Neurofibromatosis type 1 (NF1) and type 2 (NF2) are neurocutaneous congenital disorders that affect organs of ectodermal origin including skin, central nervous system, and the eyes. All are inherited in an autosomal dominant pattern and are characterized by a high rate of mutational change occurring for the first time in an individual as well as variable expression.
Spinal Muscular Atrophies (SMAs) are a group of autosomal recessive inherited disorders characterized by progressive weakness of the lower motor neurons, manifesting as muscle weakness, atrophy and paralysis.
Arthrogryposis or arthrogryposis multiplex congenita (AMC) is a group of nonprogressive conditions characterized by multiple joint contractures found throughout the body at birth. It usually appears as a feature of other neuromuscular conditions or part of systemic diseases.
Rett Syndrome (RTT) is a neurodevelopmental disorder that occurs predominantly in females and has a progressive degenerative course resulting in cognitive and physical disabilities. Presentation is clinically heterogeneous ranging from difficulty to ambulate all the way to atrophy, dystonia, scoliosis and intellectual impairment.
Aicardi-Goutieres Syndrome is a rare genetic neurological disorder with variable clinical manifestations including infantile spasms-in-flexion, total or partial agenesis of the corpus callosum, and variable ocular abnormalities.
Amyotrophic Lateral Sclerosis (ALS) is the most common degenerative disease of the motor neuron system. It is characterized by the progressive loss of motor neurons in the brain and spinal cord, leading to paralysis.

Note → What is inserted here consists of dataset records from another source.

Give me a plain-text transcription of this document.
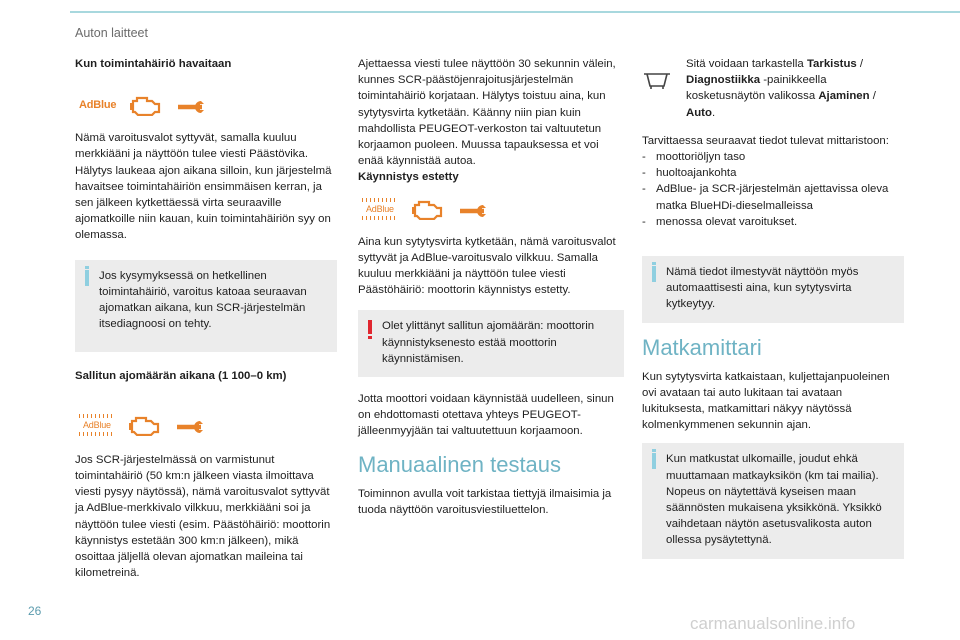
Auton laitteet

Kun toimintahäiriö havaitaan

AdBlue

Nämä varoitusvalot syttyvät, samalla kuuluu merkkiääni ja näyttöön tulee viesti Päästövika. Hälytys laukeaa ajon aikana silloin, kun järjestelmä havaitsee toimintahäiriön ensimmäisen kerran, ja sen jälkeen kytkettäessä virta seuraaville ajomatkoille niin kauan, kuin toimintahäiriön syy on olemassa.

Jos kysymyksessä on hetkellinen toimintahäiriö, varoitus katoaa seuraavan ajomatkan aikana, kun SCR-järjestelmän itsediagnoosi on tehty.

Sallitun ajomäärän aikana (1 100–0 km)

AdBlue

Jos SCR-järjestelmässä on varmistunut toimintahäiriö (50 km:n jälkeen viasta ilmoittava viesti pysyy näytössä), nämä varoitusvalot syttyvät ja AdBlue-merkkivalo vilkkuu, merkkiääni soi ja näyttöön tulee viesti (esim. Päästöhäiriö: moottorin käynnistys estetään 300 km:n jälkeen), mikä osoittaa jäljellä olevan ajomatkan maileina tai kilometreinä.

Ajettaessa viesti tulee näyttöön 30 sekunnin välein, kunnes SCR-päästöjenrajoitusjärjestelmän toimintahäiriö korjataan. Hälytys toistuu aina, kun sytytysvirta kytketään. Käänny niin pian kuin mahdollista PEUGEOT-verkoston tai valtuutetun korjaamon puoleen. Muussa tapauksessa et voi enää käynnistää autoa.

Käynnistys estetty

AdBlue

Aina kun sytytysvirta kytketään, nämä varoitusvalot syttyvät ja AdBlue-varoitusvalo vilkkuu. Samalla kuuluu merkkiääni ja näyttöön tulee viesti Päästöhäiriö: moottorin käynnistys estetty.

Olet ylittänyt sallitun ajomäärän: moottorin käynnistyksenesto estää moottorin käynnistämisen.

Jotta moottori voidaan käynnistää uudelleen, sinun on ehdottomasti otettava yhteys PEUGEOT-jälleenmyyjään tai valtuutettuun korjaamoon.

Manuaalinen testaus

Toiminnon avulla voit tarkistaa tiettyjä ilmaisimia ja tuoda näyttöön varoitusviestiluettelon.

Sitä voidaan tarkastella Tarkistus / Diagnostiikka -painikkeella kosketusnäytön valikossa Ajaminen / Auto.

Tarvittaessa seuraavat tiedot tulevat mittaristoon:

- moottoriöljyn taso
- huoltoajankohta
- AdBlue- ja SCR-järjestelmän ajettavissa oleva matka BlueHDi-dieselmalleissa
- menossa olevat varoitukset.

Nämä tiedot ilmestyvät näyttöön myös automaattisesti aina, kun sytytysvirta kytkeytyy.

Matkamittari

Kun sytytysvirta katkaistaan, kuljettajanpuoleinen ovi avataan tai auto lukitaan tai avataan lukituksesta, matkamittari näkyy näytössä kolmenkymmenen sekunnin ajan.

Kun matkustat ulkomaille, joudut ehkä muuttamaan matkayksikön (km tai mailia). Nopeus on näytettävä kyseisen maan säännösten mukaisena yksikkönä. Yksikkö vaihdetaan näytön asetusvalikosta auton ollessa pysäytettynä.

26
carmanualsonline.info
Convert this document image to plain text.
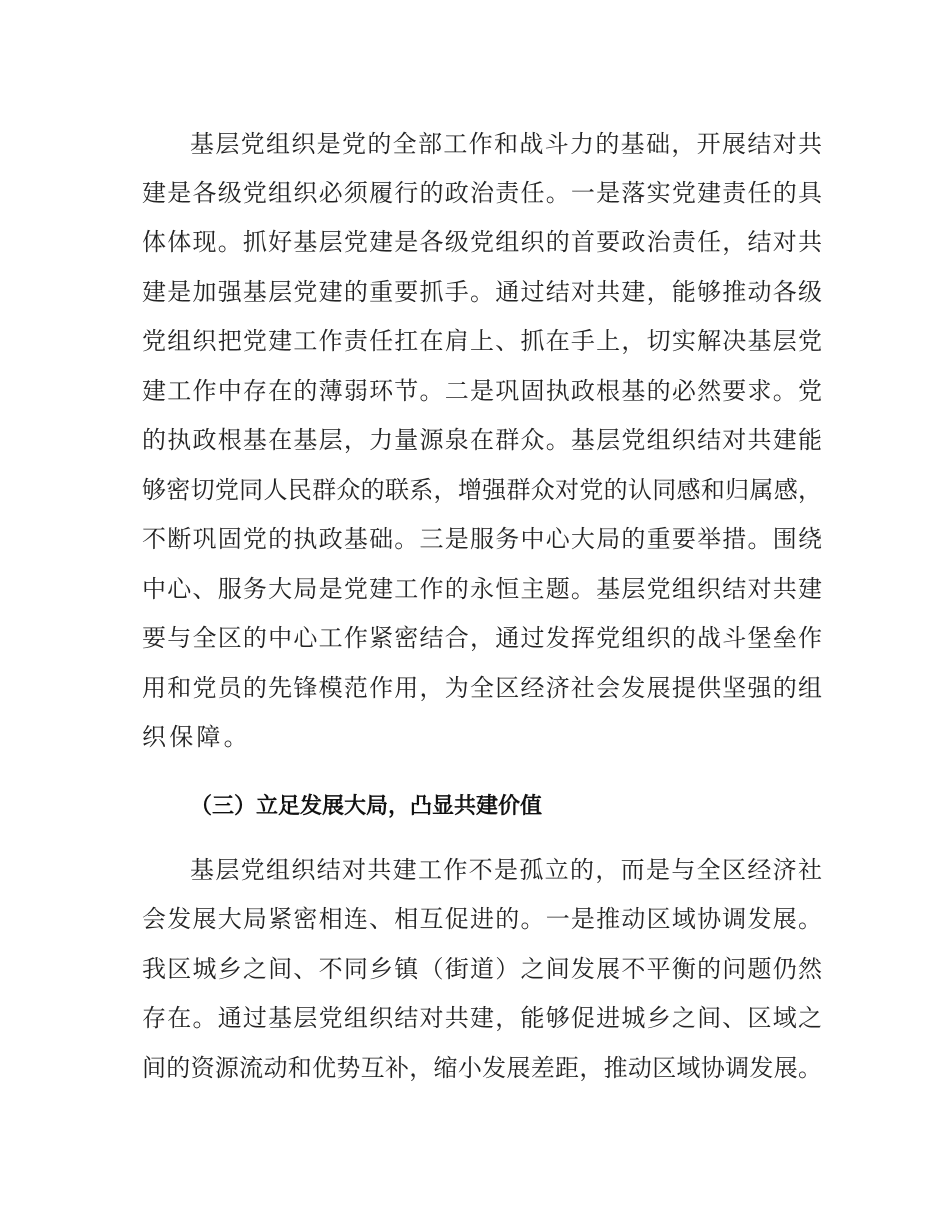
基层党组织是党的全部工作和战斗力的基础，开展结对共
建是各级党组织必须履行的政治责任。一是落实党建责任的具
体体现。抓好基层党建是各级党组织的首要政治责任，结对共
建是加强基层党建的重要抓手。通过结对共建，能够推动各级
党组织把党建工作责任扛在肩上、抓在手上，切实解决基层党
建工作中存在的薄弱环节。二是巩固执政根基的必然要求。党
的执政根基在基层，力量源泉在群众。基层党组织结对共建能
够密切党同人民群众的联系，增强群众对党的认同感和归属感，
不断巩固党的执政基础。三是服务中心大局的重要举措。围绕
中心、服务大局是党建工作的永恒主题。基层党组织结对共建
要与全区的中心工作紧密结合，通过发挥党组织的战斗堡垒作
用和党员的先锋模范作用，为全区经济社会发展提供坚强的组
织保障。
（三）立足发展大局，凸显共建价值
基层党组织结对共建工作不是孤立的，而是与全区经济社
会发展大局紧密相连、相互促进的。一是推动区域协调发展。
我区城乡之间、不同乡镇（街道）之间发展不平衡的问题仍然
存在。通过基层党组织结对共建，能够促进城乡之间、区域之
间的资源流动和优势互补，缩小发展差距，推动区域协调发展。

Epileptic Encephalopathy and Early Infantile Epileptic Encephalopathy (EIEE) describes a clinical and genetic heterogeneous group of epilepsy syndromes associated with severe cognitive and behavioral abnormalities. Clinically these disorders vary in their age of onset, developmental outcome, etiologies, neuropsychological deficits, seizure types and prognosis.
Epilepsy is a central nervous system disease characterized by recurrent unprovoked seizures, which are brief episodes of involuntary movement that may involve a part of the body (partial) or the entire body (generalized) and can be accompanied by loss of consciousness and loss of control of bowel or bladder function.